Sweet Water(87)



We keep edging toward the door. Customers outside are reading the sign, deciding whether they should come in or not.

“How’s your other son? And how is he taking all this?” he asks, and I let out a shaky breath, panicked. Why is he asking about Spencer?

“He’s doing great. Spencer is at school right now, premed.” Josh smiles slightly, and it hurts. All of this hurts so much. “He called to offer his condolences to Finn, but he doesn’t know all the details.” I shake my head.

“I see.”

“He’ll be home for fall break soon,” I say, and Josh looks hopeful that everything will turn out okay. But this won’t. It can’t.

The new customers decide to enter, and the front door chimes.

“Be well, Sarah,” he says.

But in his language, it means “Farewell, Sarah.” And it’s for the best.

“Goodbye, Josh.”





CHAPTER 23

I don’t feel like I gained much more than I arrived with, except for an extra dose of self-loathing for letting Josh seduce me—again. There’s no more room for weakness.

I need to pull it together for Finn. For Yazmin.

Martin isn’t worried right now about Alisha going to the media with the missing journal, but that’s only because he thinks I paid her off. I’m very worried now after reading it.

She probably knows what’s in there, and she’s desperate to get it back for fear it will hurt Cash. It sounds like he’s been in enough trouble with the law.

Does Alisha know more about his involvement in Yazmin’s death than she’s telling?

I told her I’d look for it, and my silence is most likely perceived as an admittance of guilt, but I can’t give it back yet. Not until I figure out what really happened.

So now I call Jay.

I’m not sure how I’m going to pull off a believable act to buy drugs, but Josh made his dealer out to be a nonthreatening character.

Finn told the cops that he didn’t know where Yazmin got the drugs, and they believed him. Now the case is closed—girl from the Rocks smokes pot in the woods, gets super high, falls, and dies. Everything in the coroner report confirms the facts above. There’s no need for them to investigate any further.

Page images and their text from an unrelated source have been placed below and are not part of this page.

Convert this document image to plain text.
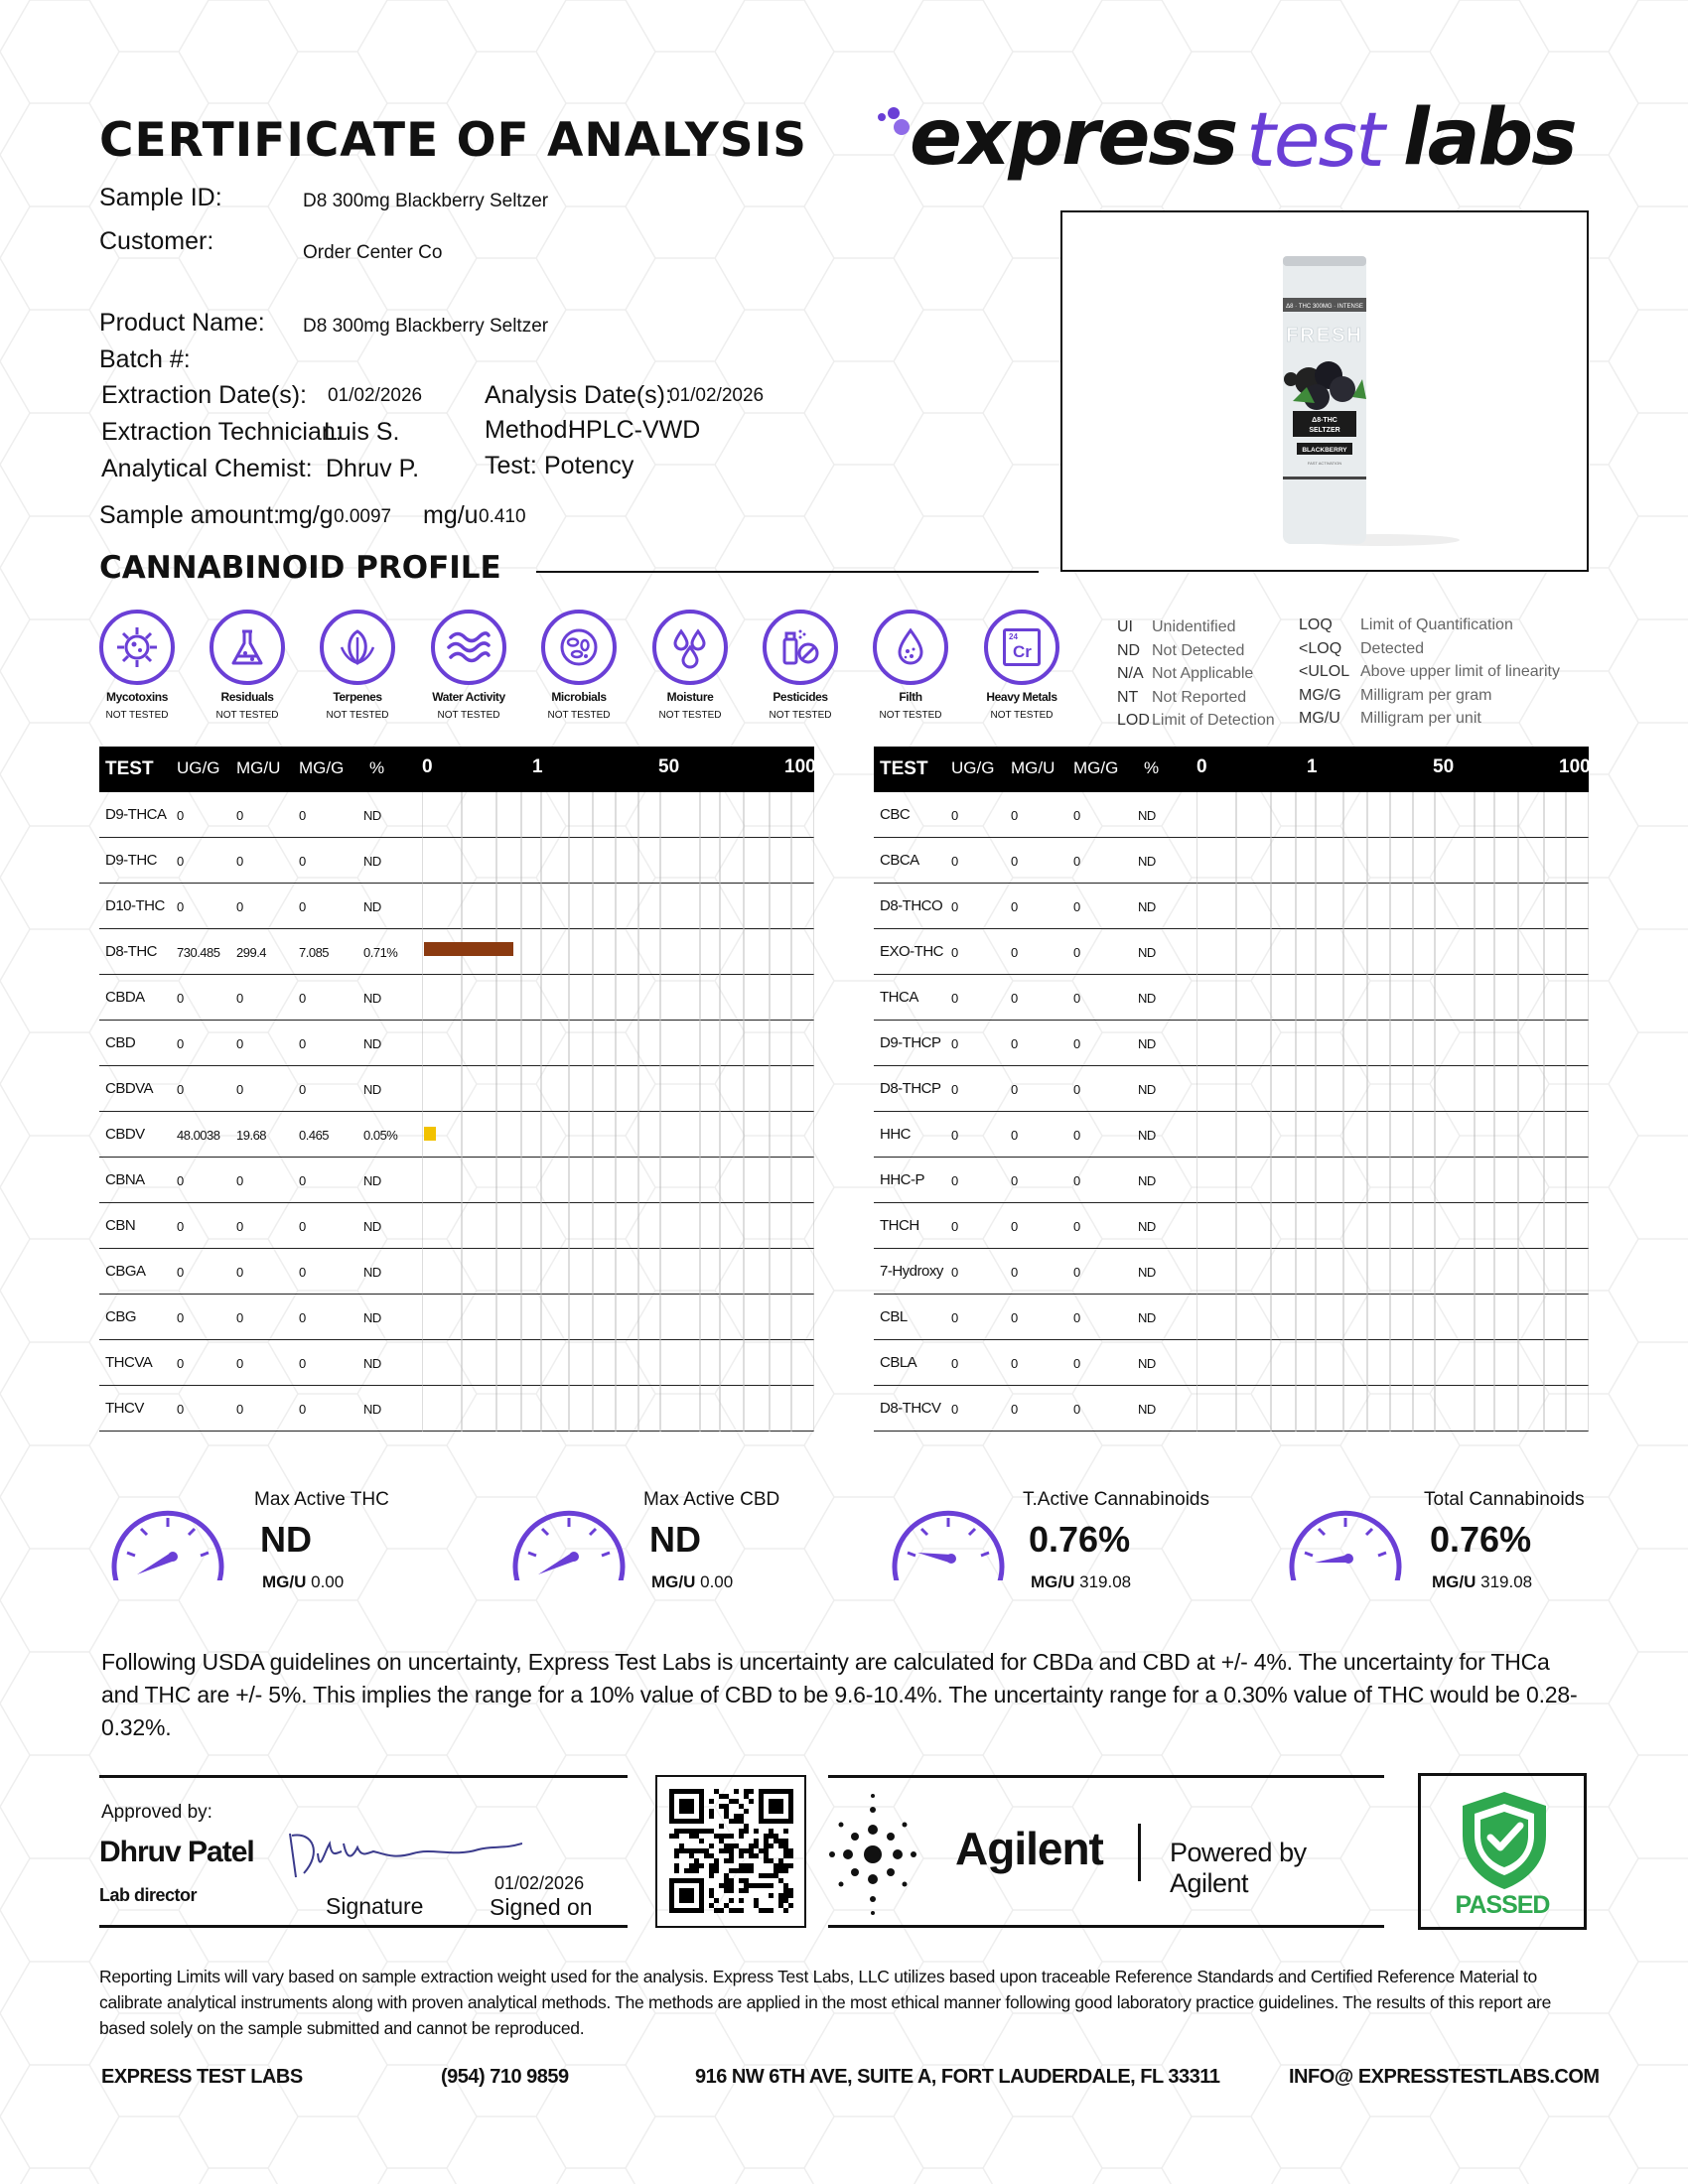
CERTIFICATE OF ANALYSIS express test labs
Sample ID:	D8 300mg Blackberry Seltzer
Customer:	Order Center Co
Product Name: D8 300mg Blackberry Seltzer
Batch #:
Extraction Date(s): 01/02/2026	Analysis Date(s):
01/02/2026
Extraction Technician:
Luis S.	Method:
HPLC-VWD
Analytical Chemist: Dhruv P.	Test: Potency
Sample amount:
mg/g 0.0097 mg/u 0.410
Δ8 · THC 300MG · INTENSE
FRESH
Δ8-THC
SELTZER
BLACKBERRY
FAST ACTIVATION
CANNABINOID PROFILE
Mycotoxins
NOT TESTED
Residuals
NOT TESTED
Terpenes
NOT TESTED
Water Activity
NOT TESTED
Microbials
NOT TESTED
Moisture
NOT TESTED
Pesticides
NOT TESTED
Filth
NOT TESTED
24
Cr
Heavy Metals
NOT TESTED
UI Unidentified
ND Not Detected
N/A Not Applicable
NT Not Reported
LOD Limit of Detection
LOQ Limit of Quantification
<LOQ Detected
<ULOL Above upper limit of linearity
MG/G Milligram per gram
MG/U Milligram per unit
TEST UG/G MG/U MG/G % 0	1	50	100
D9-THCA 0	0	0	ND
D9-THC 0	0	0	ND
D10-THC 0	0	0	ND
D8-THC 730.485 299.4	7.085	0.71%
CBDA 0	0	0	ND
CBD	0	0	0	ND
CBDVA 0	0	0	ND
CBDV 48.0038 19.68	0.465	0.05%
CBNA 0	0	0	ND
CBN	0	0	0	ND
CBGA 0	0	0	ND
CBG	0	0	0	ND
THCVA 0	0	0	ND
THCV	0	0	0	ND
TEST UG/G MG/U MG/G % 0	1	50	100
CBC	0	0	0	ND
CBCA 0	0	0	ND
D8-THCO 0	0	0	ND
EXO-THC 0	0	0	ND
THCA	0	0	0	ND
D9-THCP 0	0	0	ND
D8-THCP 0	0	0	ND
HHC	0	0	0	ND
HHC-P 0	0	0	ND
THCH 0	0	0	ND
7-Hydroxy 0	0	0	ND
CBL	0	0	0	ND
CBLA	0	0	0	ND
D8-THCV 0	0	0	ND
Max Active THC
ND
MG/U 0.00
Max Active CBD
ND
MG/U 0.00
T.Active Cannabinoids
0.76%
MG/U 319.08
Total Cannabinoids
0.76%
MG/U 319.08
Following USDA guidelines on uncertainty, Express Test Labs is uncertainty are calculated for CBDa and CBD at +/- 4%. The uncertainty for THCa and THC are +/- 5%. This implies the range for a 10% value of CBD to be 9.6-10.4%. The uncertainty range for a 0.30% value of THC would be 0.28-0.32%.
Approved by:
Dhruv Patel
Lab director	Signature
01/02/2026
Signed on
Agilent Powered by Agilent
PASSED
Reporting Limits will vary based on sample extraction weight used for the analysis. Express Test Labs, LLC utilizes based upon traceable Reference Standards and Certified Reference Material to calibrate analytical instruments along with proven analytical methods. The methods are applied in the most ethical manner following good laboratory practice guidelines. The results of this report are based solely on the sample submitted and cannot be reproduced.
EXPRESS TEST LABS	(954) 710 9859	916 NW 6TH AVE, SUITE A, FORT LAUDERDALE, FL 33311	INFO@ EXPRESSTESTLABS.COM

It fits Yazmin’s profile. Monroe’s report said the few friends Yaz had at school confirmed that she smoked pot. The thing the cops don’t know is what was in Finn’s joint. Only Alton knows.

I have evidence that suggests other elements were at play, given the Ellsworths’ interference and Yaz’s journal, but there’s nothing concrete. The journal doesn’t have anything in it to tie anyone to a crime. I need solid proof.

I wonder if Monroe’s been to our house and if he knows I’m not living there anymore.

I texted Martin this morning to see if the detective had come to the house to further question Finn. He texted back:

Negative. I told you it’s done. Come home.

If he’d only acknowledge this isn’t a quick fix, I might feel obligated to text him back and tell him I’ll be staying at my father’s a lot longer. Dad thinks I’m still just angry about what happened with Tush, and it’s safer to let him believe that for now. The last thing I want to do is drag anybody else I love into this mess. One person at a time. I’m still confused as to why Alisha hasn’t made good on her threat to go to the press.

I’m guessing she doesn’t have any real proof either, with the journal gone. I also wonder if Finn told Martin that I questioned him about the journal and if Martin is trying to get me home so he can get it back. Finn lied about the drugs, and he lied about the journal. I can’t help but think he lied about his involvement in Yazmin’s death too.

“Oh no, Finny,” I say out loud to myself, because I have no one to talk to about this.

I think of the nail marks again and try to discern what Alton was trying to cover up by hanging on to the journal—that last page. I wonder what Martin’s reaction might’ve been to Finn disclosing that I’ve been looking for Yazmin’s journal. Did he feel deceived that I didn’t give him all the information?

What’s it like, Martin?

I pull up the picture I took of Josh’s corkboard with Jay’s number. What am I supposed to say to solicit a dealer?

I need to talk to you about getting some reefer.

Nah, people don’t call it that anymore, do they? Hell, they didn’t call it that when I was young. Josh called it “bud,” so is that what I’m to say?

“Crap.” I’m no good at this. I’m shaking in my knee-high suede boots because I’m much better at being the good girl than the bad girl. I’ve never bought drugs before. It was the way I legitimized doing them the few times I had in high school and college. As long as I didn’t buy them, I didn’t have a problem. It wasn’t a smart way to think then, and it isn’t a smart way to think now. Just because I didn’t lead the charge for the evil doesn’t mean I’m not a part of it.

After Martin got into trouble at his fraternity, he didn’t want to do them at all, and I was okay with that. I was supposed to be the good girl who kept him out of trouble, and I loved that responsibility, but it’s freshly horrific now that I know the real reason he stopped using them. The few times we did smoke were at concerts, usually Dave Matthews when the saxophone player would go nuts, and someone would pass one around. It was akin to pouring out a little liquor for our lost friend Tush, and I didn’t realize we were exonerating Martin a little more each time we did it, acting as if his death were just an average passing.